ゲンティン・クルーズ、3ブランド体制でアジア発クルーズ需要を牽引

スタークルーズなどのブランドで知られるゲンティン・クルーズラインは、創業以来25年間でアジア最大のクルーズ会社に成長。次なる目標に「アジア発のグローバルクルーズライン」を掲げ、ブランドのラインナップ拡大や新造船の積極的な投入を計画。さらなる成長へ踏み出している。

25年間で650万人がクルーズを楽しむ

25周年記念式典の様子

 1993年、「スター・アクエリアス」号がシンガポールから処女航海へと出港したゲンティン・クルーズライン。昨年12月には25周年を記念し、シンガポールに停泊中のクルーズシップ「ゲンティンドリーム」を会場とし、アジアを中心とする各国から旅行会社やクルーズ会社、観光局、港湾当局、メディアなどの関係者約500名を集めて大規模なイベントを開催した。

 25年を経た現在、ゲンティン・クルーズラインはカジュアルクルーズの「スタークルーズ」、プレミアムクルーズの「ドリームクルーズ」、ラグジュアリークルーズの「クリスタルクルーズ」の3つのクルーズブランドを展開。過去25年間のクルーズ客数は650万人に達し、現在では年間100万人のクルーズ客を受け入れるキャパシティを持つアジア最大のクルーズ会社に成長した。

成長を牽引するドリームクルーズ

超大型客船「ゲンティンドリーム」は、その規模を体験すること自体が“観光”

 このような成長を可能にした背景には、豊富な資金力を持つゲンティン・グループによる戦略的な投資がある。95年のポートクラン(マレーシア)のスタークルーズ・ターミナルへの投資や、7万5000トン級の大型クルーズシップへの投資(98年「スーパースター・レオ」と99年「スーパースター・ヴァーゴ」)、2000年のノルウェージャンクルーズ買収(現在は全株式を売却)、15年のクリスタルクルーズ買収などだ。

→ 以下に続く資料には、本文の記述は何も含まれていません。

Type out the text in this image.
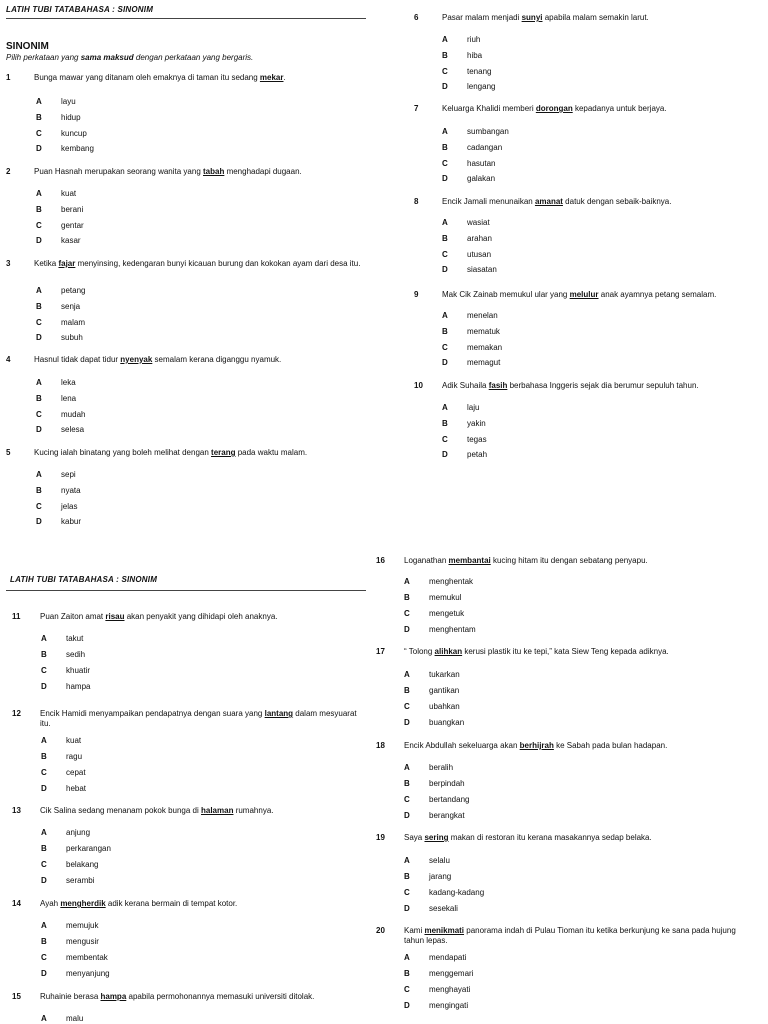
LATIH TUBI TATABAHASA : SINONIM
SINONIM
Pilih perkataan yang sama maksud dengan perkataan yang bergaris.
LATIH TUBI TATABAHASA : SINONIM
1	Bunga mawar yang ditanam oleh emaknya di taman itu sedang mekar.
A layu
B hidup
C kuncup
D kembang
2	Puan Hasnah merupakan seorang wanita yang tabah menghadapi dugaan.
A kuat
B berani
C gentar
D kasar
3	Ketika fajar menyinsing, kedengaran bunyi kicauan burung dan kokokan ayam dari desa itu.
A petang
B senja
C malam
D subuh
4	Hasnul tidak dapat tidur nyenyak semalam kerana diganggu nyamuk.
A leka
B lena
C mudah
D selesa
5	Kucing ialah binatang yang boleh melihat dengan terang pada waktu malam.
A sepi
B nyata
C jelas
D kabur
6	Pasar malam menjadi sunyi apabila malam semakin larut.
A riuh
B hiba
C tenang
D lengang
7	Keluarga Khalidi memberi dorongan kepadanya untuk berjaya.
A sumbangan
B cadangan
C hasutan
D galakan
8	Encik Jamali menunaikan amanat datuk dengan sebaik-baiknya.
A wasiat
B arahan
C utusan
D siasatan
9	Mak Cik Zainab memukul ular yang melulur anak ayamnya petang semalam.
A menelan
B mematuk
C memakan
D memagut
10 Adik Suhaila fasih berbahasa Inggeris sejak dia berumur sepuluh tahun.
A laju
B yakin
C tegas
D petah
11 Puan Zaiton amat risau akan penyakit yang dihidapi oleh anaknya.
A takut
B sedih
C khuatir
D hampa
12 Encik Hamidi menyampaikan pendapatnya dengan suara yang lantang dalam mesyuarat itu.
A kuat
B ragu
C cepat
D hebat
13 Cik Salina sedang menanam pokok bunga di halaman rumahnya.
A anjung
B perkarangan
C belakang
D serambi
14 Ayah mengherdik adik kerana bermain di tempat kotor.
A memujuk
B mengusir
C membentak
D menyanjung
15 Ruhainie berasa hampa apabila permohonannya memasuki universiti ditolak.
A malu
16 Loganathan membantai kucing hitam itu dengan sebatang penyapu.
A menghentak
B memukul
C mengetuk
D menghentam
17 “ Tolong alihkan kerusi plastik itu ke tepi,” kata Siew Teng kepada adiknya.
A tukarkan
B gantikan
C ubahkan
D buangkan
18 Encik Abdullah sekeluarga akan berhijrah ke Sabah pada bulan hadapan.
A beralih
B berpindah
C bertandang
D berangkat
19 Saya sering makan di restoran itu kerana masakannya sedap belaka.
A selalu
B jarang
C kadang-kadang
D sesekali
20 Kami menikmati panorama indah di Pulau Tioman itu ketika berkunjung ke sana pada hujung tahun lepas.
A mendapati
B menggemari
C menghayati
D mengingati
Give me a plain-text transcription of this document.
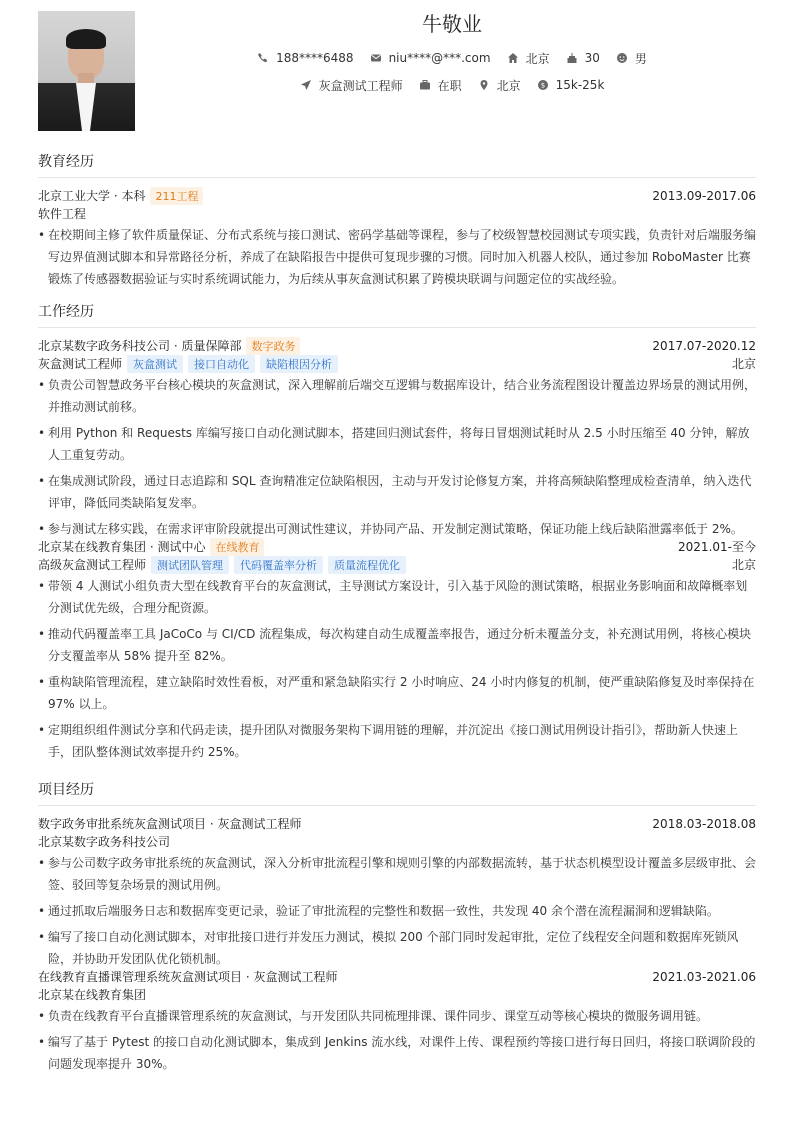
牛敬业
188****6488	niu****@***.com	北京	30	男
灰盒测试工程师	在职	北京	$ 15k-25k
教育经历
北京工业大学 · 本科 211工程	2013.09-2017.06
软件工程
• 在校期间主修了软件质量保证、分布式系统与接口测试、密码学基础等课程，参与了校级智慧校园测试专项实践，负责针对后端服务编写边界值测试脚本和异常路径分析，养成了在缺陷报告中提供可复现步骤的习惯。同时加入机器人校队，通过参加 RoboMaster 比赛锻炼了传感器数据验证与实时系统调试能力，为后续从事灰盒测试积累了跨模块联调与问题定位的实战经验。
工作经历
北京某数字政务科技公司 · 质量保障部 数字政务	2017.07-2020.12
灰盒测试工程师	灰盒测试	接口自动化	缺陷根因分析	北京
• 负责公司智慧政务平台核心模块的灰盒测试，深入理解前后端交互逻辑与数据库设计，结合业务流程图设计覆盖边界场景的测试用例，并推动测试前移。
• 利用 Python 和 Requests 库编写接口自动化测试脚本，搭建回归测试套件，将每日冒烟测试耗时从 2.5 小时压缩至 40 分钟，解放人工重复劳动。
• 在集成测试阶段，通过日志追踪和 SQL 查询精准定位缺陷根因，主动与开发讨论修复方案，并将高频缺陷整理成检查清单，纳入迭代评审，降低同类缺陷复发率。
• 参与测试左移实践，在需求评审阶段就提出可测试性建议，并协同产品、开发制定测试策略，保证功能上线后缺陷泄露率低于 2%。
北京某在线教育集团 · 测试中心 在线教育	2021.01-至今
高级灰盒测试工程师	测试团队管理	代码覆盖率分析	质量流程优化	北京
• 带领 4 人测试小组负责大型在线教育平台的灰盒测试，主导测试方案设计，引入基于风险的测试策略，根据业务影响面和故障概率划分测试优先级，合理分配资源。
• 推动代码覆盖率工具 JaCoCo 与 CI/CD 流程集成，每次构建自动生成覆盖率报告，通过分析未覆盖分支，补充测试用例，将核心模块分支覆盖率从 58% 提升至 82%。
• 重构缺陷管理流程，建立缺陷时效性看板，对严重和紧急缺陷实行 2 小时响应、24 小时内修复的机制，使严重缺陷修复及时率保持在 97% 以上。
• 定期组织组件测试分享和代码走读，提升团队对微服务架构下调用链的理解，并沉淀出《接口测试用例设计指引》，帮助新人快速上手，团队整体测试效率提升约 25%。
项目经历
数字政务审批系统灰盒测试项目 · 灰盒测试工程师	2018.03-2018.08
北京某数字政务科技公司
• 参与公司数字政务审批系统的灰盒测试，深入分析审批流程引擎和规则引擎的内部数据流转，基于状态机模型设计覆盖多层级审批、会签、驳回等复杂场景的测试用例。
• 通过抓取后端服务日志和数据库变更记录，验证了审批流程的完整性和数据一致性，共发现 40 余个潜在流程漏洞和逻辑缺陷。
• 编写了接口自动化测试脚本，对审批接口进行并发压力测试，模拟 200 个部门同时发起审批，定位了线程安全问题和数据库死锁风险，并协助开发团队优化锁机制。
在线教育直播课管理系统灰盒测试项目 · 灰盒测试工程师	2021.03-2021.06
北京某在线教育集团
• 负责在线教育平台直播课管理系统的灰盒测试，与开发团队共同梳理排课、课件同步、课堂互动等核心模块的微服务调用链。
• 编写了基于 Pytest 的接口自动化测试脚本，集成到 Jenkins 流水线，对课件上传、课程预约等接口进行每日回归，将接口联调阶段的问题发现率提升 30%。
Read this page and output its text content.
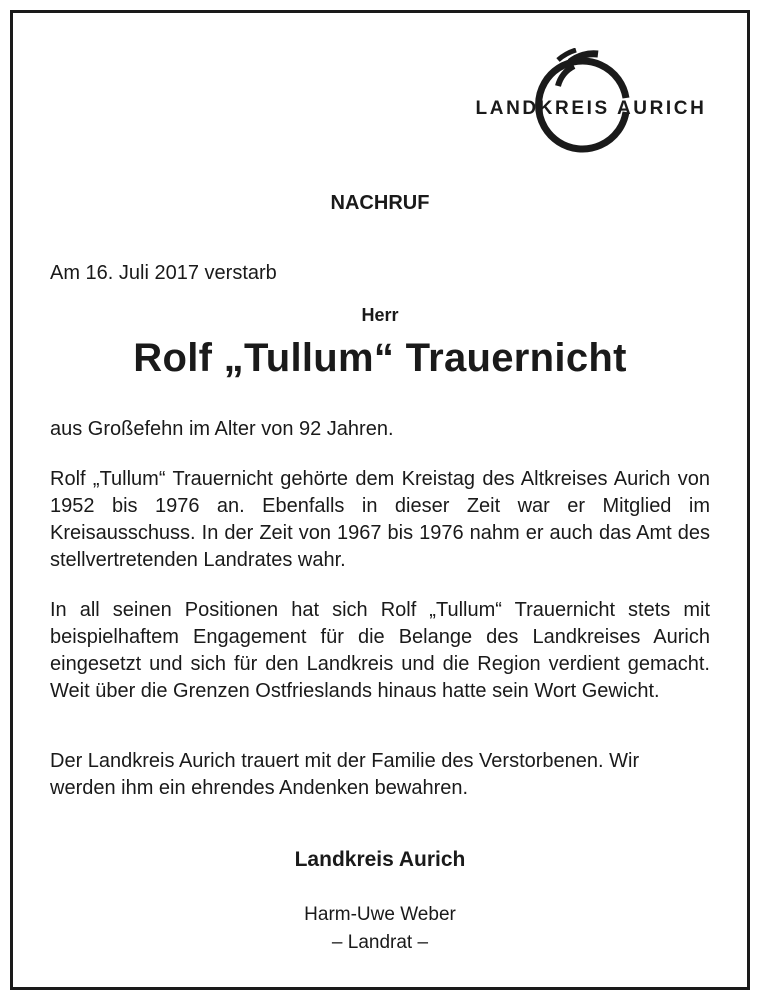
LANDKREIS AURICH
NACHRUF
Am 16. Juli 2017 verstarb
Herr
Rolf „Tullum“ Trauernicht
aus Großefehn im Alter von 92 Jahren.

Rolf „Tullum“ Trauernicht gehörte dem Kreistag des Altkreises Aurich von 1952 bis 1976 an. Ebenfalls in dieser Zeit war er Mitglied im Kreisausschuss. In der Zeit von 1967 bis 1976 nahm er auch das Amt des stellvertretenden Landrates wahr.

In all seinen Positionen hat sich Rolf „Tullum“ Trauernicht stets mit beispielhaftem Engagement für die Belange des Landkreises Aurich eingesetzt und sich für den Landkreis und die Region verdient gemacht. Weit über die Grenzen Ostfrieslands hinaus hatte sein Wort Gewicht.

Der Landkreis Aurich trauert mit der Familie des Verstorbenen. Wir werden ihm ein ehrendes Andenken bewahren.

Landkreis Aurich
Harm-Uwe Weber
– Landrat –
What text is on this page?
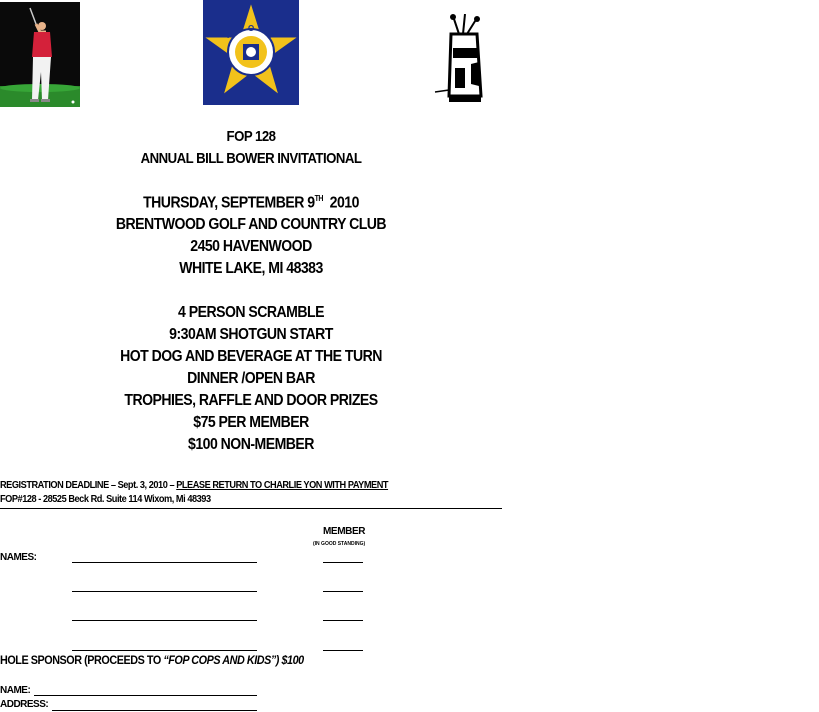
F
O
P
FOP 128
ANNUAL BILL BOWER INVITATIONAL
THURSDAY, SEPTEMBER 9TH 2010
BRENTWOOD GOLF AND COUNTRY CLUB
2450 HAVENWOOD
WHITE LAKE, MI 48383
4 PERSON SCRAMBLE
9:30AM SHOTGUN START
HOT DOG AND BEVERAGE AT THE TURN
DINNER /OPEN BAR
TROPHIES, RAFFLE AND DOOR PRIZES
$75 PER MEMBER
$100 NON-MEMBER
REGISTRATION DEADLINE – Sept. 3, 2010 – PLEASE RETURN TO CHARLIE YON WITH PAYMENT
FOP#128 - 28525 Beck Rd. Suite 114 Wixom, Mi 48393
MEMBER
(IN GOOD STANDING)
NAMES:
HOLE SPONSOR (PROCEEDS TO “FOP COPS AND KIDS”) $100
NAME:
ADDRESS:
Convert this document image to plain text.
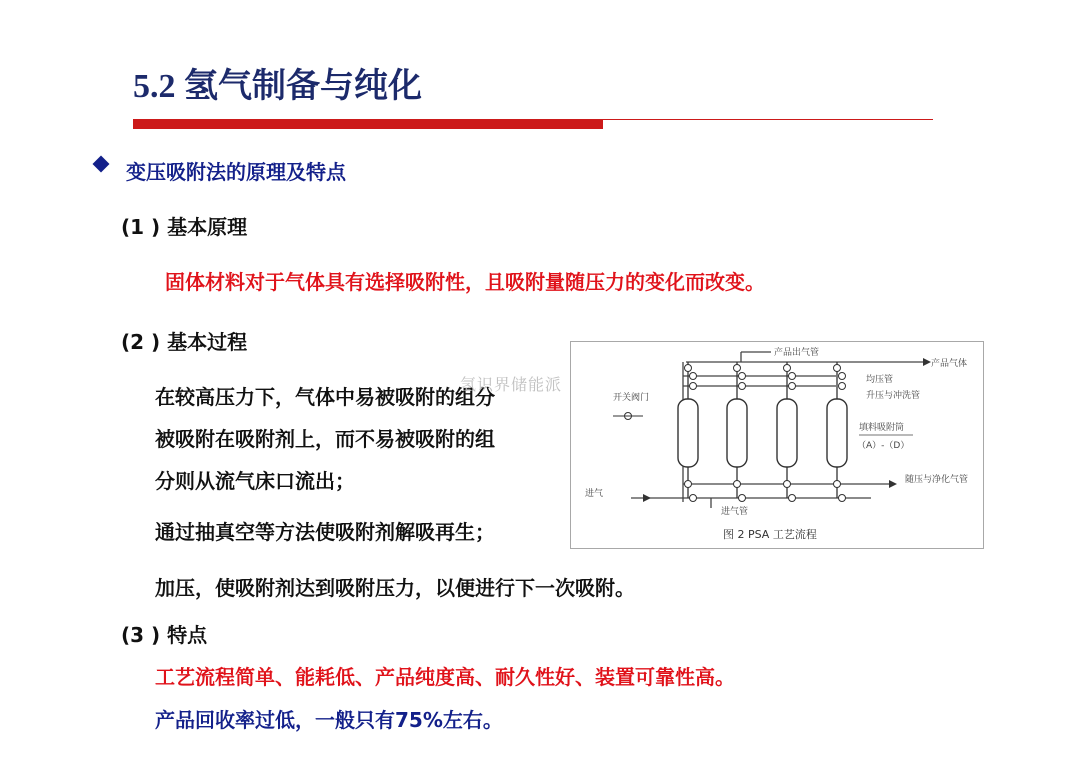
5.2 氢气制备与纯化
变压吸附法的原理及特点
(1 ) 基本原理
固体材料对于气体具有选择吸附性，且吸附量随压力的变化而改变。
(2 ) 基本过程
在较高压力下，气体中易被吸附的组分
被吸附在吸附剂上，而不易被吸附的组
分则从流气床口流出；
通过抽真空等方法使吸附剂解吸再生；
加压，使吸附剂达到吸附压力，以便进行下一次吸附。
(3 ) 特点
工艺流程简单、能耗低、产品纯度高、耐久性好、装置可靠性高。
产品回收率过低，一般只有75%左右。
产品出气管
产品气体
均压管
升压与冲洗管
开关阀门
填料吸附筒
（A）-（D）
进气
进气管
随压与净化气管
图 2 PSA 工艺流程
氢识界储能派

 「スーパースター・レオ」や「スーパースター・ヴァーゴ」は、世界の主流となりつつあった大型クルーズシップによるカジュアルクルーズの潮流を取り込む体制の整備につながり、ノルウェージャンクルーズからはカジュアルクルーズのノウハウを取り込み、成長を確かなものとした。

客室の7割がプライベートデッキ付き

 近年はさらに投資を加速しており、15万トン級の超大型クルーズシップで、70%以上の客室にプライベートバルコニーを備える「ゲンティンドリーム」と「ワールドドリーム」の2隻を16年、17年と相次ぎ就航させ、プレミアムクルーズの「ドリームクルーズ」を設立。これで、買収したラグジュアリークルーズ「クリスタルクルーズ」と合わせ、全3ブランド体制を完成させた。

 なかでもグループ成長の牽引役となっているのはドリームクルーズ。アジア圏の中産階級の拡大を背景に急速な成長を遂げており、シンガポールを拠点に定期クルーズを運航する「ゲンティンドリーム」は、1年間で40万人のクルーズ客を楽しませている。